Os chefes de Governo espanhol e italiano consideraram esta quinta-feira «positivas» as declarações do presidente do BCE sobre a compra de dívida soberana. A maior economia europeia, a Alemanha, destaca do discurso de Mario Draghi a importância das reformas estruturais. Já França está «atenta» à reação dos mercados, que hoje afundaram na sequência da falta de medidas imediatas por parte do BCE.
Primeiro, Mariano Rajoy e Mario Monti. Os líderes de Espanha e Itália foram questionados numa conferência de imprensa conjunta sobre as declarações de Draghi, que afirmou hoje que o BCE está preparado para comprar dívida soberana, mas que, segundo a imprensa espanhola, essa medida está condicionada a um eventual pedido de ajuda de Espanha e Itália ao fundo de resgate.
O líder espanhol foi o mais renitente a fazer qualquer referência ao tema, escusando-se a confirmar se Espanha vai ou não recorrer ao resgate, tendo Monti recordado que já no passado afirmou que, se for necessário, Itália recorrerá a esse instrumento europeu.
Ainda assim, insistiu que «ajudas como um bailout ou salvação de um país» não serão utilizadas no caso de Itália que está disposta a estudar outras medidas para «evitar risco de dívidas excessivas que custam caro», cita a Lusa.
Sem fazer qualquer referência à questão do resgate, Rajoy afirmou encontrar «aspetos muito positivos» no comunicado do BCE, especialmente o reconhecimento de que «os riscos de dívida relacionados com os temores sobre a irreversibilidade do euro não tem fundamento».
«É muito importante quando diz que, dentro da independência que lhe corresponde, o BCE pode levar a cabo operações diretas no mercado secundário do tamanho adequado para alcançar o seu objetivo. E até da adoção de medidas não convencionais de política macroeconómico».
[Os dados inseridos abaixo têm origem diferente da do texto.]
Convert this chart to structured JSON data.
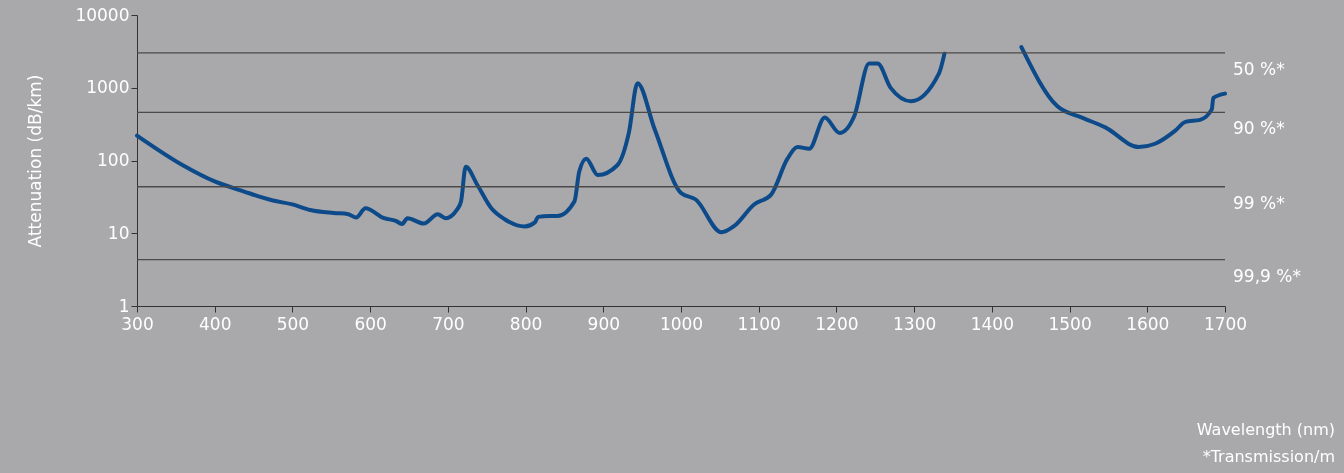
{
  "chart_data": {
    "type": "line",
    "ylabel": "Attenuation (dB/km)",
    "log": true,
    "xlim": [
      300,
      1700
    ],
    "xticks": [
      300,
      400,
      500,
      600,
      700,
      800,
      900,
      1000,
      1100,
      1200,
      1300,
      1400,
      1500,
      1600,
      1700
    ],
    "ylim": [
      1,
      10000
    ],
    "yticks": [
      1,
      10,
      100,
      1000,
      10000
    ],
    "grid": false,
    "x": [
      300,
      359,
      400,
      437,
      475,
      500,
      523,
      553,
      572,
      582,
      594,
      618,
      633,
      641,
      648,
      669,
      687,
      697,
      712,
      717,
      723,
      738,
      756,
      773,
      799,
      812,
      816,
      831,
      841,
      863,
      869,
      878,
      893,
      918,
      933,
      944,
      966,
      1000,
      1019,
      1052,
      1069,
      1094,
      1116,
      1137,
      1150,
      1165,
      1185,
      1204,
      1223,
      1242,
      1253,
      1270,
      1296,
      1332,
      1339,
      1390,
      1438,
      1484,
      1516,
      1546,
      1589,
      1610,
      1636,
      1649,
      1668,
      1683,
      1685,
      1700
    ],
    "series": [
      {
        "color": "#0d4a8a",
        "values": [
          220,
          86,
          51.5,
          37.7,
          28.2,
          24.9,
          20.9,
          19,
          18.3,
          16.4,
          22,
          16.1,
          14.8,
          13.4,
          16.1,
          13.6,
          18.3,
          16.1,
          21.3,
          27.6,
          82,
          46,
          22,
          15.6,
          12.4,
          14.1,
          16.8,
          17.3,
          17.3,
          27.6,
          70,
          106,
          63,
          86,
          244,
          1156,
          271,
          35.8,
          29.1,
          10.3,
          12.7,
          24.9,
          34,
          106,
          153,
          145,
          389,
          239,
          410,
          2150,
          2150,
          989,
          653,
          1578,
          2940,
          null,
          3620,
          560,
          389,
          285,
          153,
          170,
          257,
          340,
          362,
          504,
          725,
          830
        ]
      }
    ],
    "ref_lines": [
      {
        "axis": "y",
        "value": 3010,
        "color": "#4a4a4a"
      },
      {
        "axis": "y",
        "value": 458,
        "color": "#4a4a4a"
      },
      {
        "axis": "y",
        "value": 43.6,
        "color": "#4a4a4a"
      },
      {
        "axis": "y",
        "value": 4.35,
        "color": "#4a4a4a"
      }
    ],
    "annotations": [
      "50 %*",
      "90 %*",
      "99 %*",
      "99,9 %*",
      "Wavelength (nm)",
      "*Transmission/m"
    ]
  }
}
E continuou: «O que quero dizer é que desde Espanha continuaremos a trabalhar para cumprir os nossos compromissos com o défice público, para reduzir a divida publica. Continuaremos com reformas estruturais, sendo conscientes de que temos que tomar medidas que são duras, não são agradáveis mas que são as essenciais para criar as bases».
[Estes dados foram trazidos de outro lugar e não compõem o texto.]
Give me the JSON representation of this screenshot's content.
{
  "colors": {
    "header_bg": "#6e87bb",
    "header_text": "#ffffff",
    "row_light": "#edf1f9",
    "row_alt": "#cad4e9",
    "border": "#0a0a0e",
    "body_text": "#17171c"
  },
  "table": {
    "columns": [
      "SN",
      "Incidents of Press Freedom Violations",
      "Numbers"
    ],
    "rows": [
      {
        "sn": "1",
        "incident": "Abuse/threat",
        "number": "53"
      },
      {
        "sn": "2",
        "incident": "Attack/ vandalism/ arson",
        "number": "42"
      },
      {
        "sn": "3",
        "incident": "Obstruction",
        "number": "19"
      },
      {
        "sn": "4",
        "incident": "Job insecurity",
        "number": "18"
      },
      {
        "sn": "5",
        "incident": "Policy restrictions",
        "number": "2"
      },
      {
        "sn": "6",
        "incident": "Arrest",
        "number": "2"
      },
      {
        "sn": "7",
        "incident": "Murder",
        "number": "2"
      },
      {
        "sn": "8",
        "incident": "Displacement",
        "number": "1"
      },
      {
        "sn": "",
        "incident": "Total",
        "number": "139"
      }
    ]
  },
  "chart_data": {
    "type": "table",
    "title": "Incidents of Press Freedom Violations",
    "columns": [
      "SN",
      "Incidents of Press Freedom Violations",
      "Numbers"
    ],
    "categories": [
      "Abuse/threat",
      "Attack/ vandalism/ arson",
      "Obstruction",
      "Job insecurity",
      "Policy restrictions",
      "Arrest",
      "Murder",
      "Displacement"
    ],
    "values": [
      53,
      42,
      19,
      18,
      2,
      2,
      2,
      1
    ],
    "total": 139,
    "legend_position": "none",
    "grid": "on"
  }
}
Também Monti considerou que a declaração de Draghi reforça a postura do BCE, mostrando «continuidade» na sua política.
«Não sei se o governo italiano solicitará a ativação deste instrumento. Devermos examinar bem as modalidades. Se o necessitamos ou não. Só estou convencido de uma coisa. Que o governo continuará a fazer o que tem que fazer de forma oportuna, rápida e adequada o que lhe pede Itália, o que lhe pede Europa». «Se Itália tiver que recorrer a este mecanismo fá-lo-emos».
O vice-chanceler alemão e ministro da economia, Philipp Rösler, disse, por sua vez, que está «completamente de acordo com o presidente do Banco Central Europeu, Mario Draghi, de que uma política decidida de consolidação orçamental e de reformas a nível nacional é prioritária e indispensável para acalmar os mercados».
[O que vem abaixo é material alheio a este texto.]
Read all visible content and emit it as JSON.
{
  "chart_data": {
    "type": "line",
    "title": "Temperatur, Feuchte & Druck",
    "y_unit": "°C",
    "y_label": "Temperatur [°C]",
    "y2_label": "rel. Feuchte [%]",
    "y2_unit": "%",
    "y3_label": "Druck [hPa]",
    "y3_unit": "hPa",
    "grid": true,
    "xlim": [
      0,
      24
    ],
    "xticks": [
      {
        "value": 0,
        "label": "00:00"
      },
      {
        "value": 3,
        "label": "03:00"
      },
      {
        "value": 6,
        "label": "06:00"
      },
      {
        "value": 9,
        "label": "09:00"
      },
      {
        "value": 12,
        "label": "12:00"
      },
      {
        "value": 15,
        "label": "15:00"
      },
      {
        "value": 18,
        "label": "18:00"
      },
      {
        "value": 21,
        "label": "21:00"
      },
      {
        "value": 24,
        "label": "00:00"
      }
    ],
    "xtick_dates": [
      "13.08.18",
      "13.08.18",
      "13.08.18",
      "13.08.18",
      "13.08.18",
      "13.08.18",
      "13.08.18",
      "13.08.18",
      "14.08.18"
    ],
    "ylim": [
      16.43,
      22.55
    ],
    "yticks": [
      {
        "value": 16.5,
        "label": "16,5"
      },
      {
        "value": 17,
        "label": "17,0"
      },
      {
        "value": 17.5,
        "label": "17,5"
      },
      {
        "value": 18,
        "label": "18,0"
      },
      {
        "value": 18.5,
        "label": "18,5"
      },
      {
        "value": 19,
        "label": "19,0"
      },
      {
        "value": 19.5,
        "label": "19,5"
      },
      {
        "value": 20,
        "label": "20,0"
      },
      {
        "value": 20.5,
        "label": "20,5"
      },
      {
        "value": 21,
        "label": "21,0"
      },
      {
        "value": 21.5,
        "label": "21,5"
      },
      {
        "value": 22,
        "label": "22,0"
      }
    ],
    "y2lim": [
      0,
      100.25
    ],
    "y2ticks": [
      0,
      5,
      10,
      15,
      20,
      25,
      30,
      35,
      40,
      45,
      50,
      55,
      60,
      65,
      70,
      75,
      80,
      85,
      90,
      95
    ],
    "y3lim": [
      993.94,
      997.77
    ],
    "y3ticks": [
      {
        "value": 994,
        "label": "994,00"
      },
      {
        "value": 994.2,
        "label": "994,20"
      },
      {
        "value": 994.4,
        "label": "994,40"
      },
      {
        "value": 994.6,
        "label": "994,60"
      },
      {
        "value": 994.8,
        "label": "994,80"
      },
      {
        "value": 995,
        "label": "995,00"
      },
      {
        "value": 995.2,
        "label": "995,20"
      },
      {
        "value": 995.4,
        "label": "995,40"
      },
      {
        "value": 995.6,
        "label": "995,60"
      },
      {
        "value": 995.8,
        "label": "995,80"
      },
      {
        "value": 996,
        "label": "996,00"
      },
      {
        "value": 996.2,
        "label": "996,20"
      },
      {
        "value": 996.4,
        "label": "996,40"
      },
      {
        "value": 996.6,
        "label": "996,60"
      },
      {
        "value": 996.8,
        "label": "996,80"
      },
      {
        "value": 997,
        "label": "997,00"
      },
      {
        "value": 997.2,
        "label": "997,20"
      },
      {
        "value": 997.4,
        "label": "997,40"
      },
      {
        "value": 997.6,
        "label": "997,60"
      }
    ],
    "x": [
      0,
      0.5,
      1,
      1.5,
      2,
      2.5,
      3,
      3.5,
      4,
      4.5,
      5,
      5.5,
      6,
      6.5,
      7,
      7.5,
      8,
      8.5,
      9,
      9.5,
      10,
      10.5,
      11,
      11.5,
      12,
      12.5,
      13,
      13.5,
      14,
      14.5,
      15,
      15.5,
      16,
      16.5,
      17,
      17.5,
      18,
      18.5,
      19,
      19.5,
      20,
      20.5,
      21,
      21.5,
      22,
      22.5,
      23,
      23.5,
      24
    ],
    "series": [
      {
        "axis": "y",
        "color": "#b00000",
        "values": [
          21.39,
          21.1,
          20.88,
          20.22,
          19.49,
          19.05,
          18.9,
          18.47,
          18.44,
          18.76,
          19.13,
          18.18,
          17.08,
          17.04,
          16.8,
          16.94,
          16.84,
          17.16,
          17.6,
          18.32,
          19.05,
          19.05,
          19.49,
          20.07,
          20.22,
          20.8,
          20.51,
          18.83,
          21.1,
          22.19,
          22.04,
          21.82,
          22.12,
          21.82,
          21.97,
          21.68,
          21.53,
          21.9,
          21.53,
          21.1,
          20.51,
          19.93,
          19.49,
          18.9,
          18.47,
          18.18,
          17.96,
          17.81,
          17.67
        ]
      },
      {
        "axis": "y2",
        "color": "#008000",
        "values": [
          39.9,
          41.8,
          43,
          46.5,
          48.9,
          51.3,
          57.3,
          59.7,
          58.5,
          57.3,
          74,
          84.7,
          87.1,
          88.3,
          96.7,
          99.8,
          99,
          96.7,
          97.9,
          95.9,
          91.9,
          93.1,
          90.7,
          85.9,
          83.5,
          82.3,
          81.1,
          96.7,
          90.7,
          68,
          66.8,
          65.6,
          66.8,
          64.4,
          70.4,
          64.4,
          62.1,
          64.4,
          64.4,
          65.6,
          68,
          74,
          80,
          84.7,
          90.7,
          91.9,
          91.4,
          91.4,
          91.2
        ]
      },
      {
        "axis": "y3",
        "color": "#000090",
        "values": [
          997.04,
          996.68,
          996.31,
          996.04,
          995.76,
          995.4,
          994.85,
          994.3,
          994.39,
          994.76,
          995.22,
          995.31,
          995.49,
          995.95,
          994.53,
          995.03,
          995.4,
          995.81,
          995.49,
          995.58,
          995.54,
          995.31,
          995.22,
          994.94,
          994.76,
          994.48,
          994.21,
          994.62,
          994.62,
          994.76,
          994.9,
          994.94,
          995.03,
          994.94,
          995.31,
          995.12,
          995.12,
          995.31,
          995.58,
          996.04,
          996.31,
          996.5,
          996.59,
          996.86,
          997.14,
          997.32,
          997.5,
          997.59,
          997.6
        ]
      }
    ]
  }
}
«A política monetária não pode substituir os esforços nacionais na política económica e financeira, e por isso não está em condições de ser uma solução duradoura para a crise».
Por isso,«foi importante que Draghi tenha confirmado a posição do governo alemão de que não é possível o refinanciamento do fundo de resgate europeu» através do BCE, o que equivaleria, na prática, a atribuir uma licença bancária como a dos bancos comerciais ao FEEF ou ao seu sucedâneo, o MEE.
Já o presidente francês, François Hollande, garantiu que o seu governo estará «atento» à reação dos mercados.
«Considero que a decisão do BCE [de comprar dívida] é importante, vem confirmar o que decidimos no final de junho na medida em que permite à instituição intervir sempre que seja necessário».
O FMI também aplaudiu esta intenção.